For a time, things went fine. Mars spent the first winter living in a mobile home that was part of the elevator office.

About that time, a representative of the Geneva Companies wanted to broker the sale of Heartland Organic. Paulson declined, partly because he thought it would mean paying for an expensive accounting audit. He says the sale might have meant millions. “I should have sold,” Paulson says.

Getting radical

In 2004, Paulson bought a three-acre parcel from the Soo Line that SRI had not purchased in the initial 2000 transaction.

SRI then asked for $500 in rent for the property where Paulson’s elevator stood, which SRI did own, as per the original transaction. Mars went to court to sue for it, and won. Paulson represented himself and contended that some of Mars’ tracks were on the property Paulson had purchased. He tried to charge Mars rent for that, to offset the rent, but that didn’t work.

Gary Ehlers of Wheaton, Minn., one of the former shareholders of Heartland Organic Foods, says he’d admired how Paulson had built the equipment and run it profitably with little investment. But Ehlers says the company was running into a few marketing challenges and shareholders voted to dissolve it in November 2002.

Among other things, Paulson went to the Victor Township board, to ask that it “vacate the streets,” allowing Paulson to control buildings that had been built 50 years earlier on “streets.” The township board (which included one of Paulson’s relatives), declined. Paulson says the township historically had said roads belonged to the people who lived there and had taken care of them. Paulson, when he was in the gravel business, had graveled all of the streets in Victor.
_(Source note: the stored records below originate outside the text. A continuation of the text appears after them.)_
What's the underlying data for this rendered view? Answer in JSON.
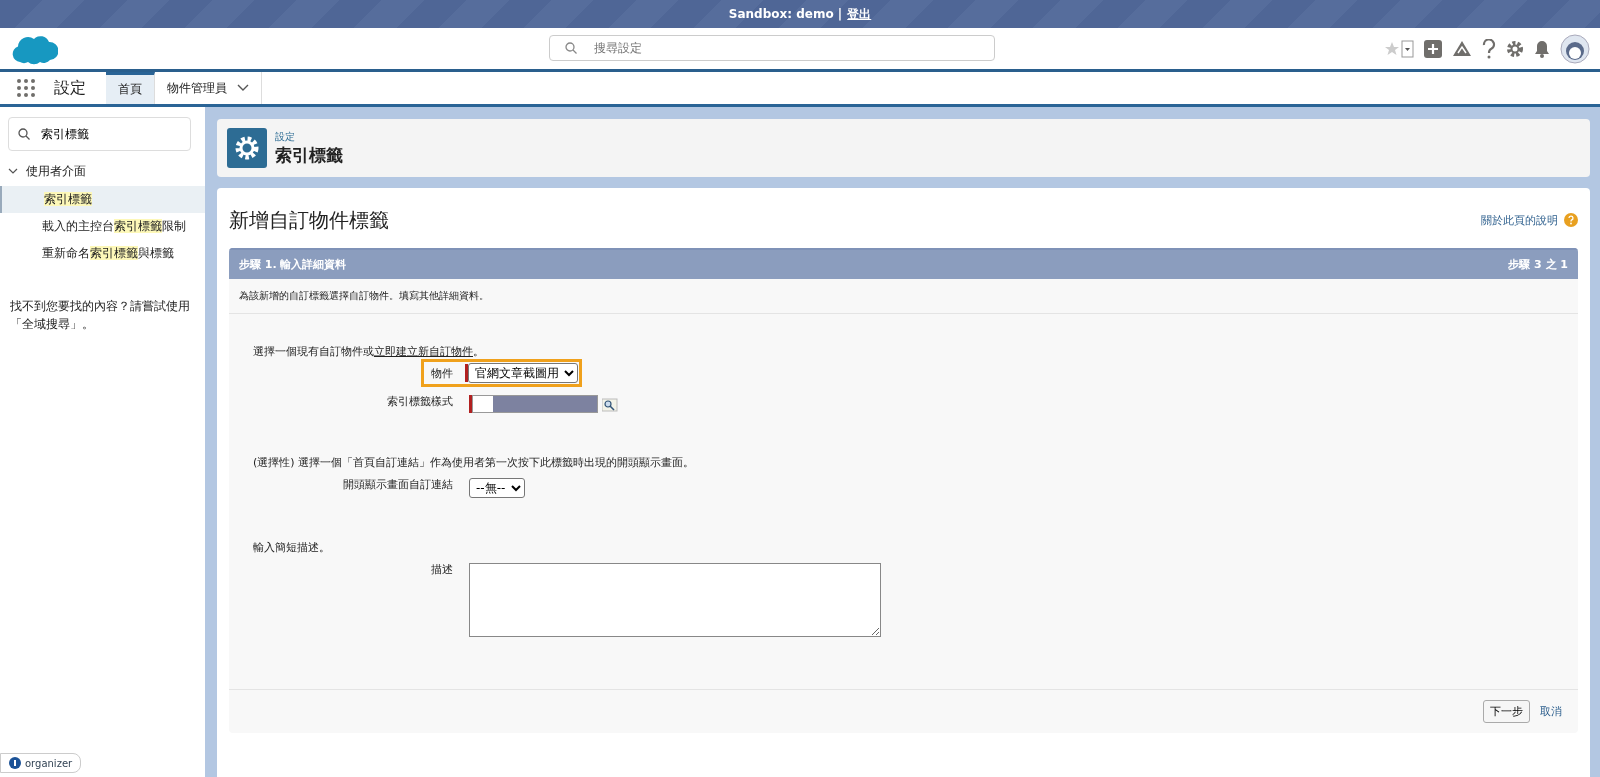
{
  "top_bar": {
    "org": "Sandbox: demo |",
    "logout": "登出"
  },
  "header": {
    "search": {
      "placeholder": "搜尋設定"
    }
  },
  "nav": {
    "app_name": "設定",
    "tabs": [
      {
        "label": "首頁",
        "selected": true,
        "has_menu": false
      },
      {
        "label": "物件管理員",
        "selected": false,
        "has_menu": true
      }
    ]
  },
  "sidebar": {
    "search": {
      "value": "索引標籤"
    },
    "items": [
      {
        "label": "使用者介面",
        "expanded": true,
        "children": [
          {
            "parts": [
              {
                "text": "索引標籤",
                "highlighted": true
              }
            ],
            "selected": true
          },
          {
            "parts": [
              {
                "text": "載入的主控台",
                "highlighted": false
              },
              {
                "text": "索引標籤",
                "highlighted": true
              },
              {
                "text": "限制",
                "highlighted": false
              }
            ],
            "selected": false
          },
          {
            "parts": [
              {
                "text": "重新命名",
                "highlighted": false
              },
              {
                "text": "索引標籤",
                "highlighted": true
              },
              {
                "text": "與標籤",
                "highlighted": false
              }
            ],
            "selected": false
          }
        ]
      }
    ],
    "hint": "找不到您要找的內容？請嘗試使用「全域搜尋」。",
    "organizer": "organizer"
  },
  "page_header": {
    "breadcrumb": "設定",
    "title": "索引標籤"
  },
  "content": {
    "title": "新增自訂物件標籤",
    "help_link": "關於此頁的說明",
    "step": {
      "title": "步驟 1. 輸入詳細資料",
      "counter": "步驟 3 之 1",
      "intro": "為該新增的自訂標籤選擇自訂物件。填寫其他詳細資料。",
      "sections": [
        {
          "lead": "選擇一個現有自訂物件或",
          "lead_link": "立即建立新自訂物件",
          "lead_end": "。",
          "fields": [
            {
              "kind": "select",
              "label": "物件",
              "value": "官網文章截圖用",
              "required": true,
              "highlighted": true
            },
            {
              "kind": "style",
              "label": "索引標籤樣式",
              "required": true,
              "highlighted": false
            }
          ]
        },
        {
          "lead": "(選擇性) 選擇一個「首頁自訂連結」作為使用者第一次按下此標籤時出現的開頭顯示畫面。",
          "fields": [
            {
              "kind": "select",
              "label": "開頭顯示畫面自訂連結",
              "value": "--無--",
              "required": false,
              "highlighted": false
            }
          ]
        },
        {
          "lead": "輸入簡短描述。",
          "fields": [
            {
              "kind": "textarea",
              "label": "描述",
              "required": false,
              "highlighted": false
            }
          ]
        }
      ],
      "buttons": {
        "next": "下一步",
        "cancel": "取消"
      }
    }
  }
}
“The townships said that from that time forward, they’re your streets, take care of them,” he says. “They’d said that over and over again.”
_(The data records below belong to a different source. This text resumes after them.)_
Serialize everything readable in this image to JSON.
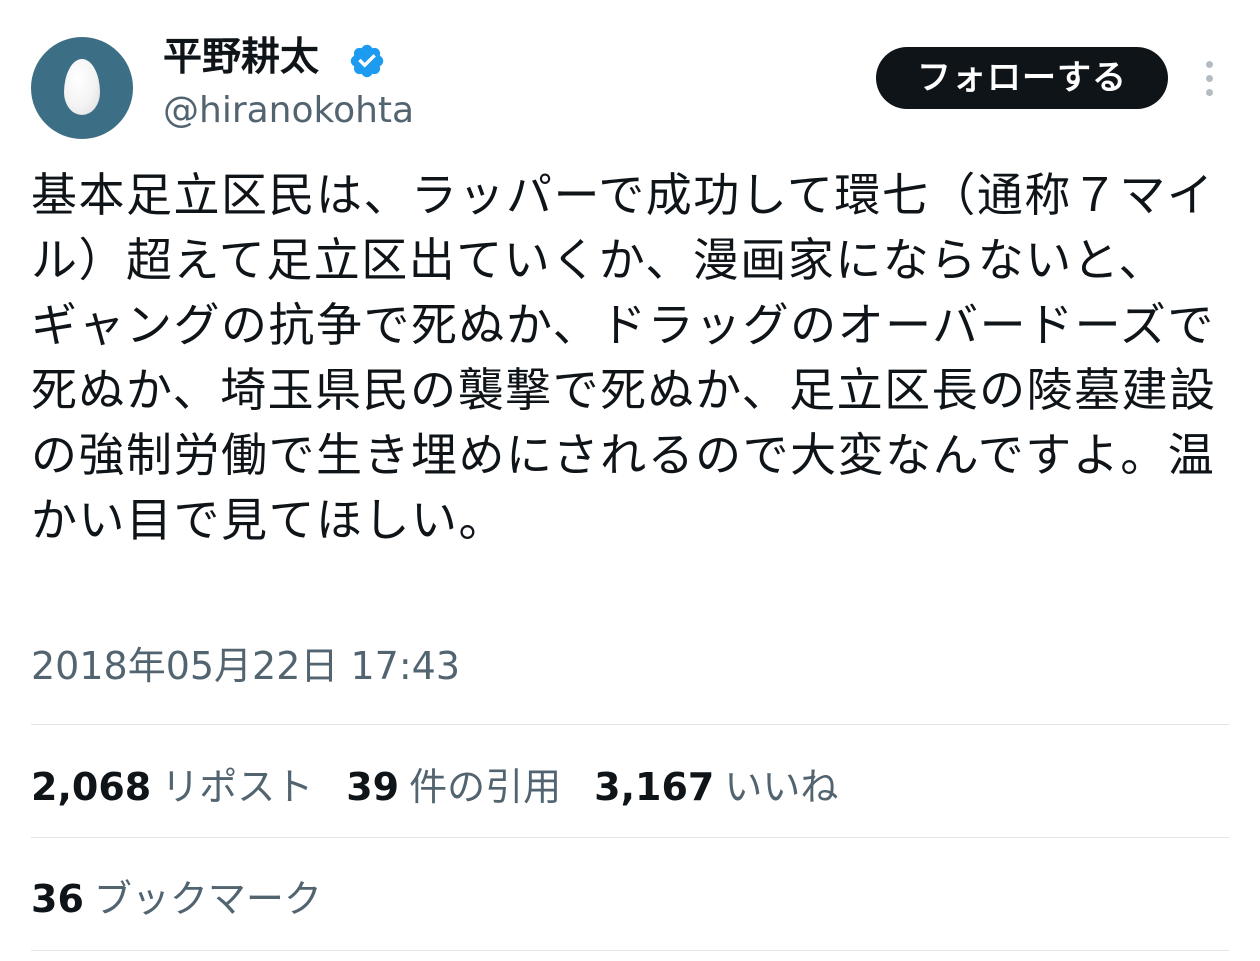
{
  "user": {
    "display_name": "平野耕太",
    "handle": "@hiranokohta",
    "verified_icon": "verified-badge-icon",
    "avatar_icon": "egg-avatar",
    "avatar_bg": "#3c6e86"
  },
  "actions": {
    "follow_label": "フォローする",
    "more_icon": "more-vertical-icon"
  },
  "tweet": {
    "text": "基本足立区民は、ラッパーで成功して環七（通称７マイル）超えて足立区出ていくか、漫画家にならないと、\nギャングの抗争で死ぬか、ドラッグのオーバードーズで死ぬか、埼玉県民の襲撃で死ぬか、足立区長の陵墓建設の強制労働で生き埋めにされるので大変なんですよ。温かい目で見てほしい。",
    "timestamp": "2018年05月22日 17:43"
  },
  "stats": {
    "reposts": {
      "count": "2,068",
      "label": "リポスト"
    },
    "quotes": {
      "count": "39",
      "label": "件の引用"
    },
    "likes": {
      "count": "3,167",
      "label": "いいね"
    },
    "bookmarks": {
      "count": "36",
      "label": "ブックマーク"
    }
  },
  "colors": {
    "text_primary": "#0f1419",
    "text_secondary": "#536471",
    "verified_blue": "#1d9bf0",
    "button_bg": "#0f1419",
    "divider": "#e1e5e8"
  }
}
Paulson stopped using the disputed elevator in 2004. Mars got a court to agree that Paulson needed to remove it from his land. Paulson refused. He tried to move his business to Moorhead, Minn., but that didn’t work either.

Faced with the loss of his 20,000-bushel elevator, Paulson started bringing in new elevator cars to replace it. He put them on his own property but they went 10 feet onto the street. They were there three or four years.
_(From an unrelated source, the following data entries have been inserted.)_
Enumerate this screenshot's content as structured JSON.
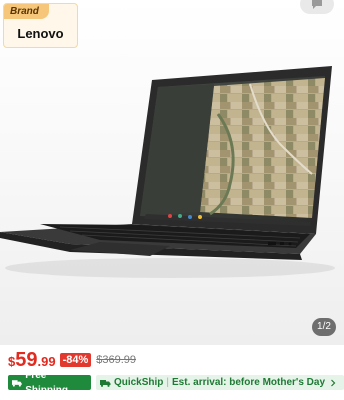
{
  "brand": {
    "tag": "Brand",
    "name": "Lenovo"
  },
  "gallery": {
    "counter": "1/2",
    "share_icon": "chat-bubble-icon"
  },
  "price": {
    "currency": "$",
    "integer": "59",
    "decimal": ".99",
    "discount": "-84%",
    "original": "$369.99",
    "color": "#e22a1f"
  },
  "shipping": {
    "free_label": "Free Shipping",
    "quickship_label": "QuickShip",
    "arrival_text": "Est. arrival: before Mother's Day",
    "accent": "#1f8a3b"
  }
}
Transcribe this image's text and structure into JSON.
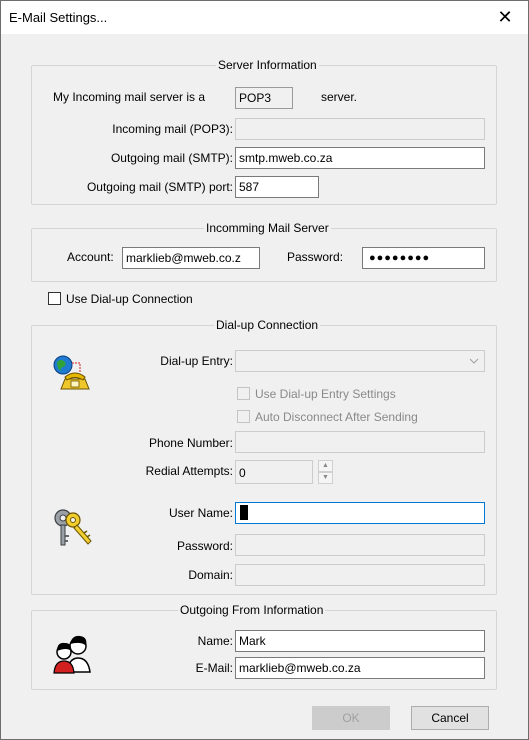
{
  "window": {
    "title": "E-Mail Settings...",
    "close_glyph": "✕"
  },
  "server_info": {
    "legend": "Server Information",
    "incoming_type_prefix": "My Incoming mail server is a",
    "incoming_type_value": "POP3",
    "incoming_type_suffix": "server.",
    "incoming_label": "Incoming mail (POP3):",
    "incoming_value": "",
    "outgoing_label": "Outgoing mail (SMTP):",
    "outgoing_value": "smtp.mweb.co.za",
    "port_label": "Outgoing mail (SMTP) port:",
    "port_value": "587"
  },
  "incoming_server": {
    "legend": "Incomming Mail Server",
    "account_label": "Account:",
    "account_value": "marklieb@mweb.co.z",
    "password_label": "Password:",
    "password_value": "●●●●●●●●"
  },
  "use_dialup": {
    "label": "Use Dial-up Connection",
    "checked": false
  },
  "dialup": {
    "legend": "Dial-up Connection",
    "entry_label": "Dial-up Entry:",
    "entry_value": "",
    "use_entry_settings_label": "Use Dial-up Entry Settings",
    "auto_disconnect_label": "Auto Disconnect After Sending",
    "phone_label": "Phone Number:",
    "phone_value": "",
    "redial_label": "Redial Attempts:",
    "redial_value": "0",
    "username_label": "User Name:",
    "username_value": "",
    "password_label": "Password:",
    "password_value": "",
    "domain_label": "Domain:",
    "domain_value": ""
  },
  "outgoing_from": {
    "legend": "Outgoing From Information",
    "name_label": "Name:",
    "name_value": "Mark",
    "email_label": "E-Mail:",
    "email_value": "marklieb@mweb.co.za"
  },
  "buttons": {
    "ok_label": "OK",
    "cancel_label": "Cancel"
  },
  "icons": {
    "dialup": "globe-phone-icon",
    "keys": "keys-icon",
    "people": "people-icon",
    "dropdown": "chevron-down-icon"
  },
  "colors": {
    "focus_border": "#0078d7",
    "dialog_bg": "#f0f0f0"
  }
}
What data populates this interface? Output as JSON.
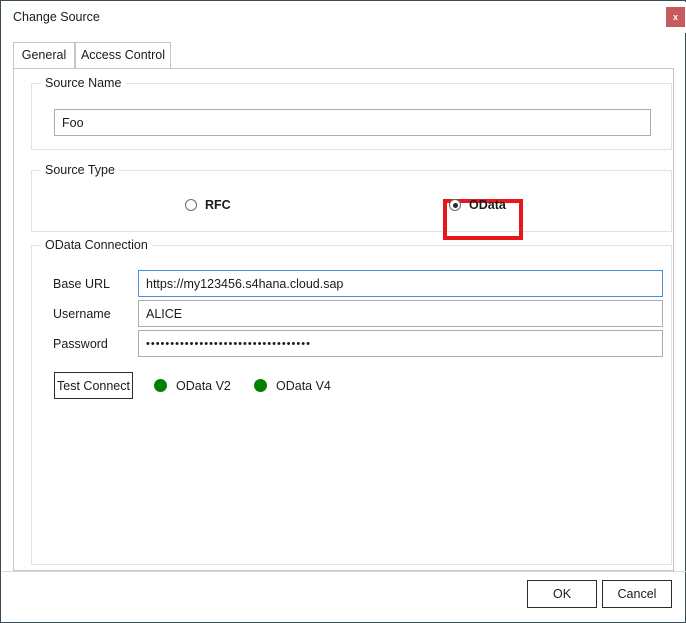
{
  "window": {
    "title": "Change Source",
    "close_label": "x"
  },
  "tabs": [
    {
      "label": "General",
      "selected": true
    },
    {
      "label": "Access Control",
      "selected": false
    }
  ],
  "source_name": {
    "caption": "Source Name",
    "value": "Foo",
    "placeholder": ""
  },
  "source_type": {
    "caption": "Source Type",
    "options": [
      {
        "label": "RFC",
        "selected": false
      },
      {
        "label": "OData",
        "selected": true
      }
    ],
    "highlight_color": "#e8161a"
  },
  "connection": {
    "caption": "OData Connection",
    "fields": [
      {
        "label": "Base URL",
        "value": "https://my123456.s4hana.cloud.sap",
        "focused": true
      },
      {
        "label": "Username",
        "value": "ALICE",
        "focused": false
      },
      {
        "label": "Password",
        "value": "••••••••••••••••••••••••••••••••••",
        "focused": false
      }
    ],
    "test_button_label": "Test Connect",
    "status": [
      {
        "label": "OData V2",
        "color": "#008000"
      },
      {
        "label": "OData V4",
        "color": "#008000"
      }
    ]
  },
  "footer": {
    "ok_label": "OK",
    "cancel_label": "Cancel"
  }
}
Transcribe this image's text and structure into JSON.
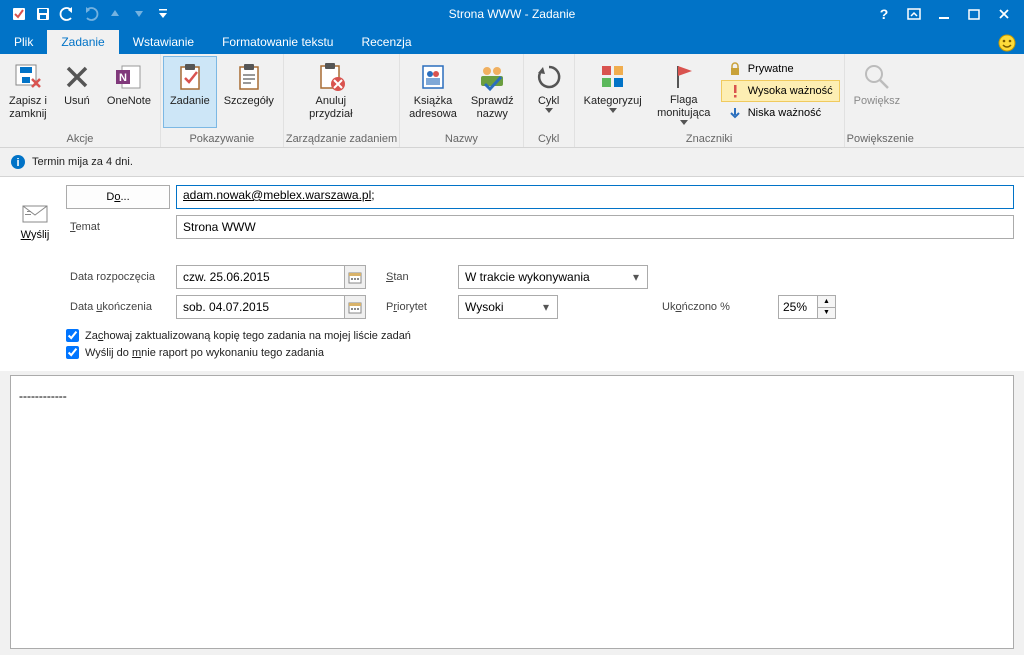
{
  "window": {
    "title": "Strona WWW - Zadanie"
  },
  "tabs": {
    "file": "Plik",
    "task": "Zadanie",
    "insert": "Wstawianie",
    "format": "Formatowanie tekstu",
    "review": "Recenzja"
  },
  "ribbon": {
    "groups": {
      "actions": "Akcje",
      "show": "Pokazywanie",
      "manage": "Zarządzanie zadaniem",
      "names": "Nazwy",
      "recurrence": "Cykl",
      "tags": "Znaczniki",
      "zoom": "Powiększenie"
    },
    "save_close": "Zapisz i\nzamknij",
    "delete": "Usuń",
    "onenote": "OneNote",
    "task": "Zadanie",
    "details": "Szczegóły",
    "cancel_assign": "Anuluj\nprzydział",
    "address_book": "Książka\nadresowa",
    "check_names": "Sprawdź\nnazwy",
    "recurrence_btn": "Cykl",
    "categorize": "Kategoryzuj",
    "flag": "Flaga\nmonitująca",
    "private": "Prywatne",
    "high_imp": "Wysoka ważność",
    "low_imp": "Niska ważność",
    "zoom_btn": "Powiększ"
  },
  "infobar": "Termin mija za 4 dni.",
  "form": {
    "send": "Wyślij",
    "to_label": "Do...",
    "to_value": "adam.nowak@meblex.warszawa.pl",
    "subject_label": "Temat",
    "subject_value": "Strona WWW",
    "start_label": "Data rozpoczęcia",
    "start_value": "czw. 25.06.2015",
    "due_label": "Data ukończenia",
    "due_value": "sob. 04.07.2015",
    "status_label": "Stan",
    "status_value": "W trakcie wykonywania",
    "priority_label": "Priorytet",
    "priority_value": "Wysoki",
    "complete_label": "Ukończono %",
    "complete_value": "25%",
    "check1": "Zachowaj zaktualizowaną kopię tego zadania na mojej liście zadań",
    "check2": "Wyślij do mnie raport po wykonaniu tego zadania"
  },
  "body": "------------"
}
“I asked for a building permit and the local states attorney grabbed the permit from the assessor, and said, ‘I’ll take care of that,’” Paulson says. “I never saw no building permit.”

Kay Nikolas, who was the Roberts County State’s Attorney at the time, declined comment on Paulson. She had advised Roberts County commissioners they could control the streets in Victor.

In October 2006, several county officials and road crews came and shoved Paulson’s property off of the street.

In September 2007, Mars removed one elevator and sent Paulson a bill for $20,000. Paulson refused to pay. The case went to district court and Mars got a judgment against Paulson, which Paulson hasn’t paid. South Dakota Secretary of State declared Heartland Organic Foods Inc., inactive on June 5, 2007.

Topsy turvey

Mars did not return phone messages from Agweek left at his various business numbers.


Roberts County State’s Attorney Kerry Cameron, Nikolas’ old boss, who was defeated by her in 2000 but was re-elected in 2008, says he’s mystified as to why the county got involved in moving Paulson’s equipment. “I don’t know what interest the county would have had in going up there and tearing down buildings that belonged to Paulson’s company,” he says.

Cameron acknowledges Paulson’s credibility was hurt by representing himself in court, by suing people and by being preoccupied with conspiracy theories.

Paulson continues to slug away. He’s filed something he describes as a “Seventh Amendment Jury” against the railroad and his attorneys, citing constitutional law. He’s filed roughly 40 actions. The latest has been pending in the 8th Circuit Court of Appeals for four months. To make his points, he’s filed his own Chapter 13 bankruptcy case in Sioux Falls.

Meanwhile, the Paulsons live on their Social Security checks. Gene suffered a stroke last December, but it’s only affected his ability to get around.

“It costs money to get somebody else,” he says of the legal work. “I might as well represent myself. Besides, I don’t have anything else to do.”